The tensions reflect differing approaches: the UAE aims to capitalize on its oil resources before the transition to renewable energy accelerates, while Saudi Arabia seeks to carefully manage oil supply and pricing. The competition for regional business dominance and political influence has also strained relations.

Sultan Al Jaber, CEO of the Abu Dhabi National Oil Co., is a key figure in this context, often expressing discontent with OPEC+ limits. Despite previous hints that it might exit the alliance, the UAE’s preparations for departure gained momentum at the end of last year. The ongoing conflict in Iran, which has effectively closed the Strait of Hormuz, has further constrained production and facilitated the UAE’s decision to leave, allowing it to respond to rising global fuel demand without OPEC+ restrictions.

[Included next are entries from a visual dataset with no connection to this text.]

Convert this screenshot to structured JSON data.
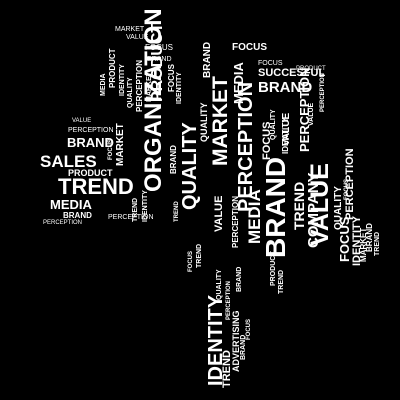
{
  "image": {
    "subject": "tree-shaped word cloud",
    "background": "#000000",
    "text_color": "#ffffff"
  },
  "words": {
    "organization": "ORGANIZATION",
    "quality": "QUALITY",
    "market": "MARKET",
    "brand": "BRAND",
    "media": "MEDIA",
    "perception": "PERCEPTION",
    "trend": "TREND",
    "sales": "SALES",
    "value": "VALUE",
    "company": "COMPANY",
    "identity": "IDENTITY",
    "product": "PRODUCT",
    "focus": "FOCUS",
    "succesful": "SUCCESFUL",
    "advertising": "ADVERTISING"
  }
}
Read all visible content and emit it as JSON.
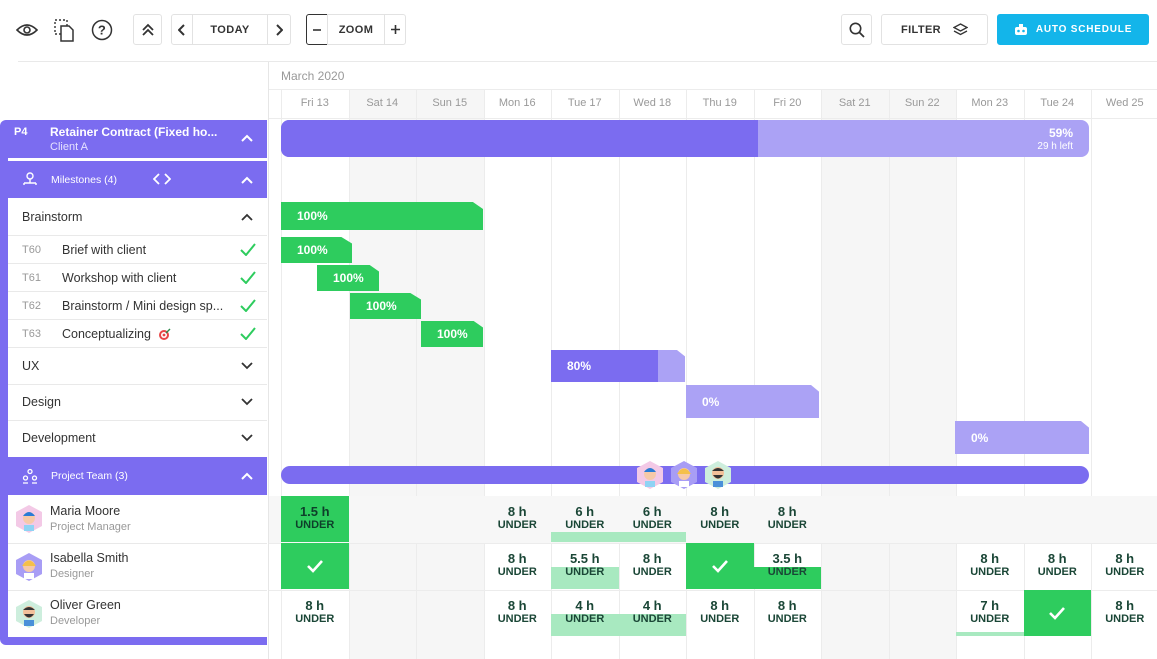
{
  "toolbar": {
    "today_label": "TODAY",
    "zoom_label": "ZOOM",
    "filter_label": "FILTER",
    "auto_label": "AUTO SCHEDULE"
  },
  "calendar": {
    "month": "March 2020",
    "days": [
      "Fri 13",
      "Sat 14",
      "Sun 15",
      "Mon 16",
      "Tue 17",
      "Wed 18",
      "Thu 19",
      "Fri 20",
      "Sat 21",
      "Sun 22",
      "Mon 23",
      "Tue 24",
      "Wed 25"
    ]
  },
  "project": {
    "code": "P4",
    "title": "Retainer Contract (Fixed ho...",
    "client": "Client A",
    "progress": "59%",
    "left": "29 h left",
    "progress_value": 59
  },
  "milestones": {
    "label": "Milestones (4)",
    "groups": [
      {
        "name": "Brainstorm",
        "progress": "100%"
      },
      {
        "name": "UX",
        "progress": "80%"
      },
      {
        "name": "Design",
        "progress": "0%"
      },
      {
        "name": "Development",
        "progress": "0%"
      }
    ],
    "tasks": [
      {
        "id": "T60",
        "name": "Brief with client",
        "progress": "100%"
      },
      {
        "id": "T61",
        "name": "Workshop with client",
        "progress": "100%"
      },
      {
        "id": "T62",
        "name": "Brainstorm / Mini design sp...",
        "progress": "100%"
      },
      {
        "id": "T63",
        "name": "Conceptualizing",
        "progress": "100%"
      }
    ]
  },
  "team": {
    "label": "Project Team (3)",
    "members": [
      {
        "name": "Maria Moore",
        "role": "Project Manager"
      },
      {
        "name": "Isabella Smith",
        "role": "Designer"
      },
      {
        "name": "Oliver Green",
        "role": "Developer"
      }
    ],
    "workload": [
      [
        {
          "h": "1.5 h",
          "u": "UNDER"
        },
        null,
        null,
        {
          "h": "8 h",
          "u": "UNDER"
        },
        {
          "h": "6 h",
          "u": "UNDER"
        },
        {
          "h": "6 h",
          "u": "UNDER"
        },
        {
          "h": "8 h",
          "u": "UNDER"
        },
        {
          "h": "8 h",
          "u": "UNDER"
        },
        null,
        null,
        null,
        null,
        null
      ],
      [
        {
          "check": true
        },
        null,
        null,
        {
          "h": "8 h",
          "u": "UNDER"
        },
        {
          "h": "5.5 h",
          "u": "UNDER"
        },
        {
          "h": "8 h",
          "u": "UNDER"
        },
        {
          "check": true
        },
        {
          "h": "3.5 h",
          "u": "UNDER"
        },
        null,
        null,
        {
          "h": "8 h",
          "u": "UNDER"
        },
        {
          "h": "8 h",
          "u": "UNDER"
        },
        {
          "h": "8 h",
          "u": "UNDER"
        }
      ],
      [
        {
          "h": "8 h",
          "u": "UNDER"
        },
        null,
        null,
        {
          "h": "8 h",
          "u": "UNDER"
        },
        {
          "h": "4 h",
          "u": "UNDER"
        },
        {
          "h": "4 h",
          "u": "UNDER"
        },
        {
          "h": "8 h",
          "u": "UNDER"
        },
        {
          "h": "8 h",
          "u": "UNDER"
        },
        null,
        null,
        {
          "h": "7 h",
          "u": "UNDER"
        },
        {
          "check": true
        },
        {
          "h": "8 h",
          "u": "UNDER"
        }
      ]
    ]
  },
  "colors": {
    "purple": "#7b6cf0",
    "purple_light": "#aba2f5",
    "green": "#2ecc5e",
    "green_light": "#a8e9c0",
    "blue": "#13b5ea"
  }
}
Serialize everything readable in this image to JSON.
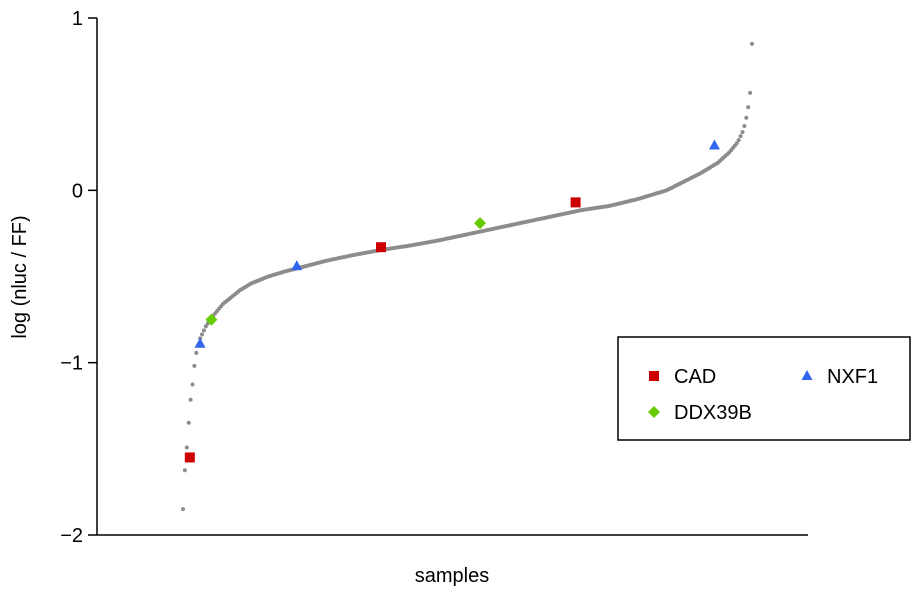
{
  "chart_data": {
    "type": "scatter",
    "title": "",
    "xlabel": "samples",
    "ylabel": "log (nluc / FF)",
    "ylim": [
      -2,
      1
    ],
    "yticks": [
      {
        "value": 1,
        "label": "1"
      },
      {
        "value": 0,
        "label": "0"
      },
      {
        "value": -1,
        "label": "−1"
      },
      {
        "value": -2,
        "label": "−2"
      }
    ],
    "x_ticks_shown": false,
    "grid": false,
    "legend_position": "right",
    "background_series": {
      "color": "#8c8c8c",
      "curve": [
        [
          0.0,
          -1.85
        ],
        [
          0.004,
          -1.58
        ],
        [
          0.008,
          -1.45
        ],
        [
          0.012,
          -1.25
        ],
        [
          0.016,
          -1.15
        ],
        [
          0.02,
          -1.02
        ],
        [
          0.024,
          -0.93
        ],
        [
          0.03,
          -0.86
        ],
        [
          0.04,
          -0.79
        ],
        [
          0.05,
          -0.74
        ],
        [
          0.06,
          -0.7
        ],
        [
          0.07,
          -0.66
        ],
        [
          0.085,
          -0.62
        ],
        [
          0.1,
          -0.58
        ],
        [
          0.12,
          -0.54
        ],
        [
          0.15,
          -0.5
        ],
        [
          0.18,
          -0.47
        ],
        [
          0.21,
          -0.445
        ],
        [
          0.25,
          -0.41
        ],
        [
          0.3,
          -0.375
        ],
        [
          0.35,
          -0.345
        ],
        [
          0.4,
          -0.32
        ],
        [
          0.45,
          -0.29
        ],
        [
          0.5,
          -0.255
        ],
        [
          0.55,
          -0.22
        ],
        [
          0.6,
          -0.185
        ],
        [
          0.65,
          -0.15
        ],
        [
          0.7,
          -0.115
        ],
        [
          0.75,
          -0.09
        ],
        [
          0.8,
          -0.05
        ],
        [
          0.85,
          0.0
        ],
        [
          0.88,
          0.05
        ],
        [
          0.91,
          0.1
        ],
        [
          0.94,
          0.16
        ],
        [
          0.96,
          0.22
        ],
        [
          0.975,
          0.28
        ],
        [
          0.985,
          0.35
        ],
        [
          0.992,
          0.45
        ],
        [
          0.996,
          0.55
        ],
        [
          0.999,
          0.62
        ],
        [
          1.0,
          0.85
        ]
      ]
    },
    "series": [
      {
        "name": "CAD",
        "color": "#cc0000",
        "marker": "square",
        "points": [
          [
            0.012,
            -1.55
          ],
          [
            0.348,
            -0.33
          ],
          [
            0.69,
            -0.07
          ]
        ]
      },
      {
        "name": "NXF1",
        "color": "#3366ee",
        "marker": "triangle",
        "points": [
          [
            0.03,
            -0.89
          ],
          [
            0.2,
            -0.44
          ],
          [
            0.934,
            0.26
          ]
        ]
      },
      {
        "name": "DDX39B",
        "color": "#66cc00",
        "marker": "diamond",
        "points": [
          [
            0.05,
            -0.75
          ],
          [
            0.522,
            -0.19
          ]
        ]
      }
    ]
  }
}
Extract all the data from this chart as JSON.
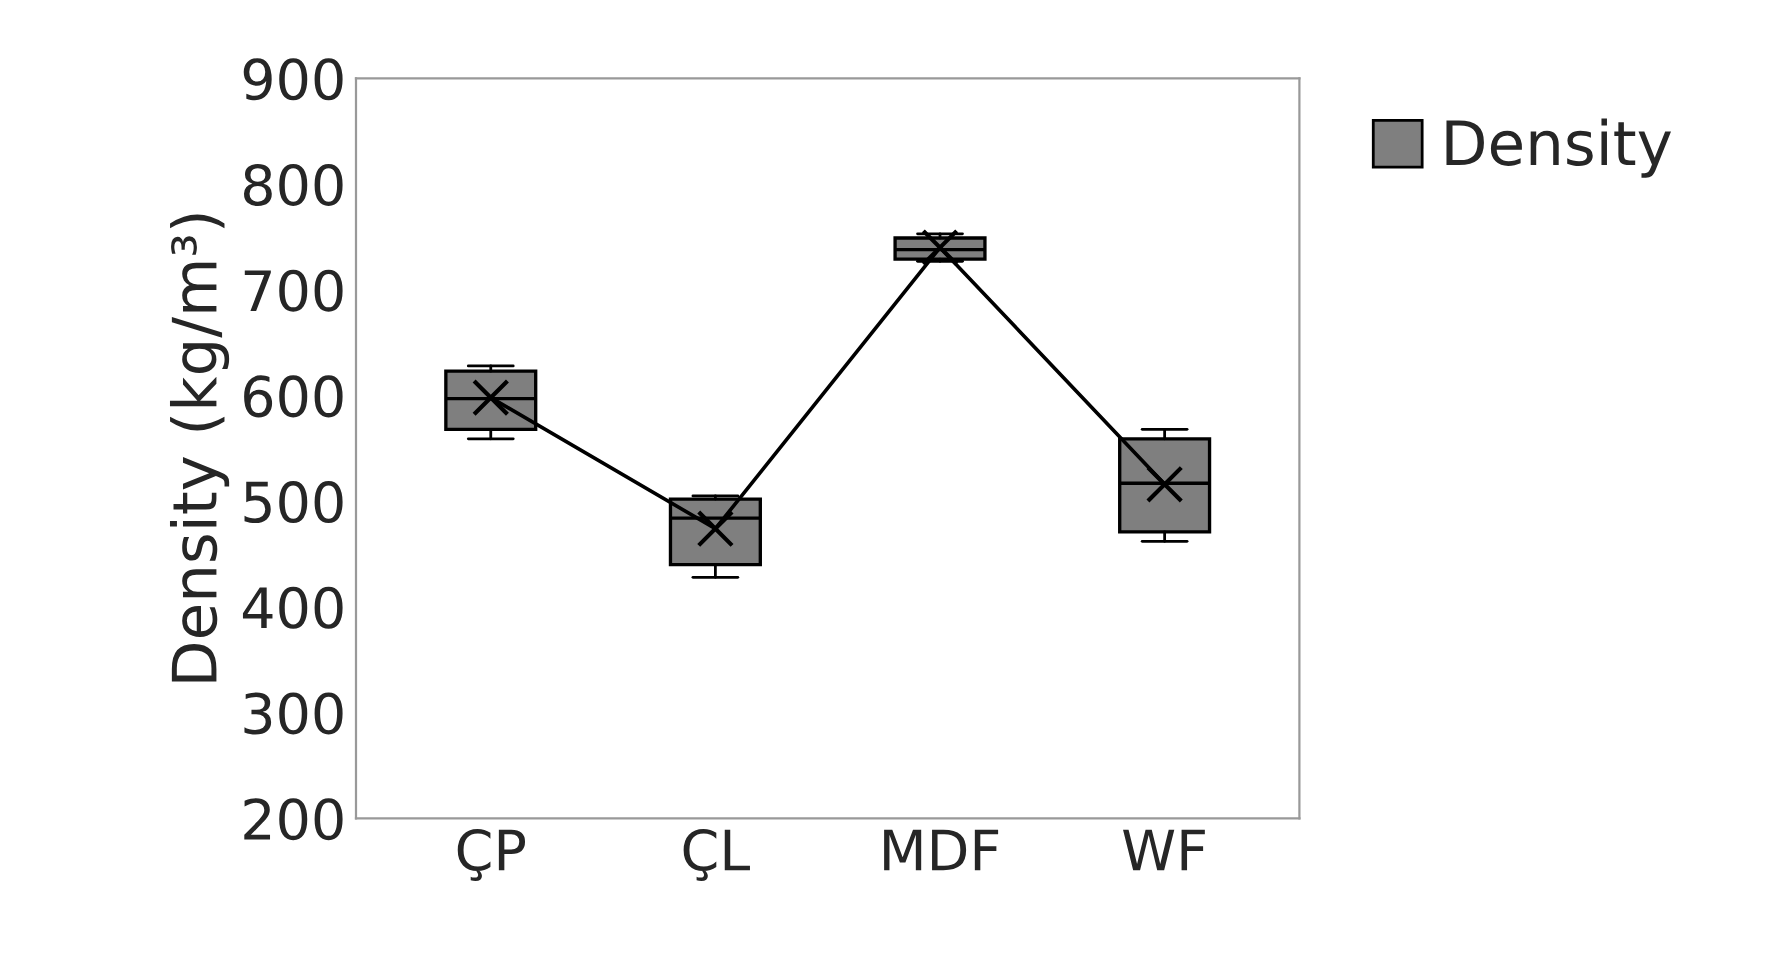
{
  "chart_data": {
    "type": "box",
    "ylabel": "Density (kg/m³)",
    "categories": [
      "ÇP",
      "ÇL",
      "MDF",
      "WF"
    ],
    "series": [
      {
        "name": "Density",
        "color": "#7f7f7f",
        "boxes": [
          {
            "low": 559,
            "q1": 568,
            "median": 597,
            "q3": 623,
            "high": 628,
            "mean": 598
          },
          {
            "low": 428,
            "q1": 440,
            "median": 484,
            "q3": 502,
            "high": 505,
            "mean": 474
          },
          {
            "low": 727,
            "q1": 729,
            "median": 738,
            "q3": 749,
            "high": 753,
            "mean": 740
          },
          {
            "low": 462,
            "q1": 471,
            "median": 517,
            "q3": 559,
            "high": 568,
            "mean": 516
          }
        ]
      },
      {
        "type": "line",
        "color": "#000000",
        "values": [
          598,
          474,
          740,
          516
        ]
      }
    ],
    "ylim": [
      200,
      900
    ],
    "yticks": [
      200,
      300,
      400,
      500,
      600,
      700,
      800,
      900
    ],
    "grid": false,
    "legend": "top right"
  }
}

“If oil-producing capacity is leaving the cartel’s influence, that’s bearish over a three-to-five year timeframe,” noted Clayton Seigle from the Center for Strategic and International Studies. He cautioned about the potential for a domino effect, leading to further departures from OPEC+.

OPEC’s significance stems from its history of balancing oil markets, particularly by cutting production during demand downturns, as seen during the 2008 financial crisis and the Covid pandemic in 2020. Moving forward, the responsibility for managing supply and demand will primarily fall on a dwindling number of countries within OPEC+, notably Saudi Arabia and Russia. Despite experiencing frustration over lost market share, Saudi Arabia has taken on more supply adjustments, especially as other members have increased production independently.

The UAE’s ambition to enhance its output complicates the landscape, yet the extent of its ability to do so remains uncertain. Prewar estimates suggest the UAE was already operating near capacity, with production figures varying widely; in February, the International Energy Agency reported an output of 3.64 million barrels per day, though some traders believe the actual number was higher.

“UAE production was at capacity for a long time—they ignored OPEC+ quotas,” stated Gary Ross, an oil consultant and hedge fund manager. With Saudi Arabia effectively balancing the market, the structural integrity of OPEC appears to hinge on the action of its remaining members.

For the present, OPEC does not seem on the verge of collapse, with allies indicating no immediate plans to follow the UAE’s exit. The true test of OPEC’s effectiveness will arise when it next needs to intervene in the market. As the impact of the Iran conflict persists, oil demand is projected to remain robust, creating pressure for increased supply once the Strait of Hormuz reopens.

“What’s less clear is when we will have oversupply again and the need for supply control,” commented Bob McNally, president of Rapidan Energy Group and a former White House official. “It could be many years from now.”